When a consumer fails, retry with exponential backoff. After N retries, send the event to a dead-letter queue. Don’t retry forever. I’ve seen a single poison event take down a consumer group for hours because it kept crashing and restarting in a loop.

func (h *RetryHandler) HandleWithRetry(ctx context.Context, event Event) error {
    var lastErr error
    for attempt := 0; attempt <= h.maxRetries; attempt++ {
        if attempt > 0 {
            backoff := time.Duration(attempt*attempt) * 100 * time.Millisecond
            if backoff > 10*time.Second {
                backoff = 10 * time.Second
            }
            time.Sleep(backoff)
        }

        lastErr = h.inner.Handle(ctx, event)
        if lastErr == nil {
            return nil
        }
        log.Printf("attempt %d failed for event %s: %v", attempt+1, event.ID, lastErr)
    }

    // Max retries exceeded. Dead-letter it.
    if err := h.deadLetter.Send(ctx, event, lastErr); err != nil {
        return fmt.Errorf("dead letter failed for event %s: %w", event.ID, err)
    }
    return nil // Event is safely in the DLQ. Consumer can move on.
}

The dead-letter queue isn’t a trash can. Set up alerts. Review it weekly. At Decloud we have a Slack alert for any event hitting the DLQ and a weekly review where we categorize failures: transient (infra blip), poison (bad data), or bug (our code).

When events are the wrong answer

I’ve seen teams go all-in on event-driven architecture for a CRUD app with three services. Don’t.

Events make sense when:

Multiple consumers need to react to the same change independently
Temporal decoupling matters – the producer shouldn’t wait for or even know about consumers
Data pipelines need a replay-friendly stream of changes
Cross-team boundaries where synchronous coupling would create deployment dependencies

Events are overhead when:

You have one producer and one consumer.

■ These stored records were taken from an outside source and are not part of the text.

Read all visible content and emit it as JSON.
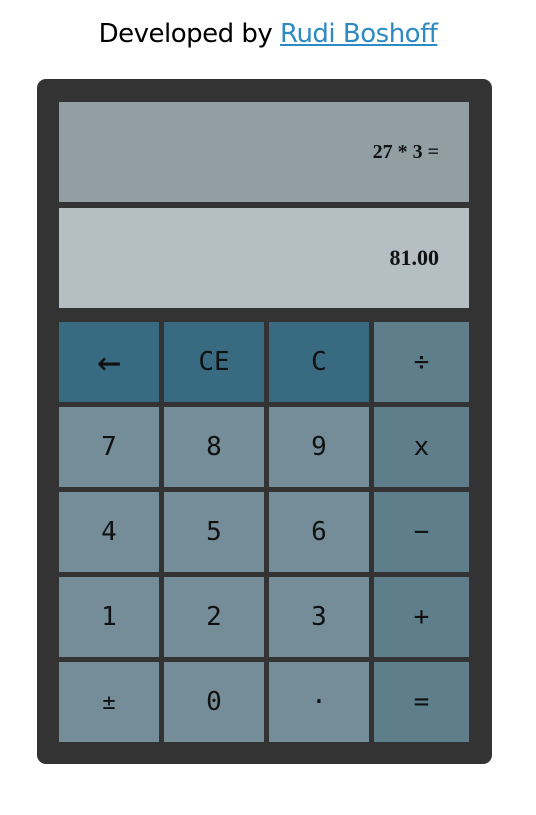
{
  "header": {
    "prefix": "Developed by ",
    "author_link": "Rudi Boshoff"
  },
  "display": {
    "expression": "27 * 3 =",
    "result": "81.00"
  },
  "keys": {
    "backspace": "←",
    "clear_entry": "CE",
    "clear": "C",
    "divide": "÷",
    "seven": "7",
    "eight": "8",
    "nine": "9",
    "multiply": "x",
    "four": "4",
    "five": "5",
    "six": "6",
    "subtract": "−",
    "one": "1",
    "two": "2",
    "three": "3",
    "add": "+",
    "negate": "±",
    "zero": "0",
    "decimal": "·",
    "equals": "="
  },
  "colors": {
    "frame": "#333333",
    "expression_screen": "#919fa5",
    "result_screen": "#b4bec3",
    "number_key": "#748d98",
    "operator_key": "#5e7e8b",
    "function_key": "#386a82",
    "link": "#2d8bc4"
  }
}
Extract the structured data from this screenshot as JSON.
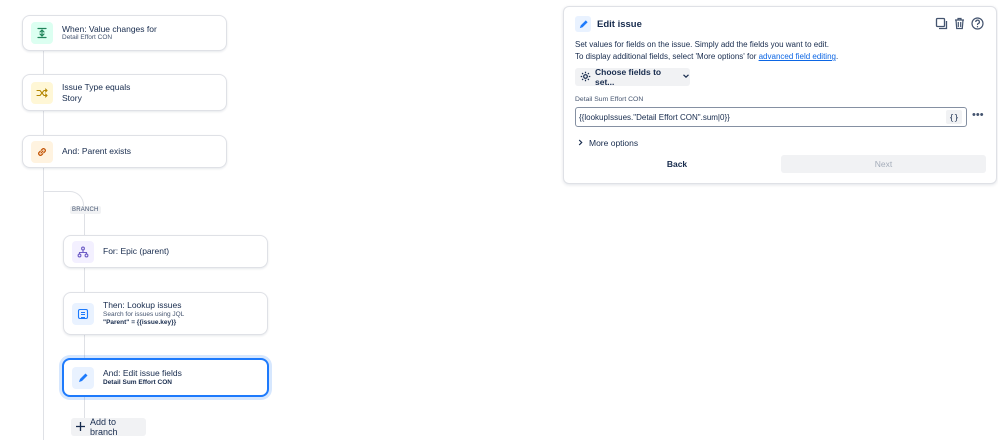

That’s a function call with extra steps.
You need synchronous request-response. An HTTP call is simpler and easier to debug.
The system is small enough that a monolith or simple service-to-service calls work fine.

At Decloud, roughly 40% of our inter-service communication is event-driven. The rest is gRPC. That ratio feels right. Event-driven for fan-out and cross-domain integration. Direct calls for everything else.

Observability or it didn’t happen

You can’t debug an event-driven system without distributed tracing. Full stop.

Every event carries a correlation ID. Every consumer logs that ID. When something goes wrong, you search by correlation ID and see the full chain: which service published, who consumed, what happened next.

We also track:

Consumer lag – how far behind each consumer group is. If it’s growing, you’re either underprovisioned or have a bug.
Processing time per event type – catches performance regressions early.
Dead-letter rate – our canary. A spike means something broke.
End-to-end latency – time from event publication to final consumer processing. This is the number users actually feel.

Event-driven architecture is a trade. You give up the simplicity of “service A calls service B and gets a response.” In return you get decoupling, independent scaling, and resilience to individual service failures. Whether that trade is worth it depends on your system, your team, and how much operational maturity you have.

If you can’t answer “how do I debug a failed event end-to-end?” before you start building, you’re not ready. Get observability in place first. The events can wait.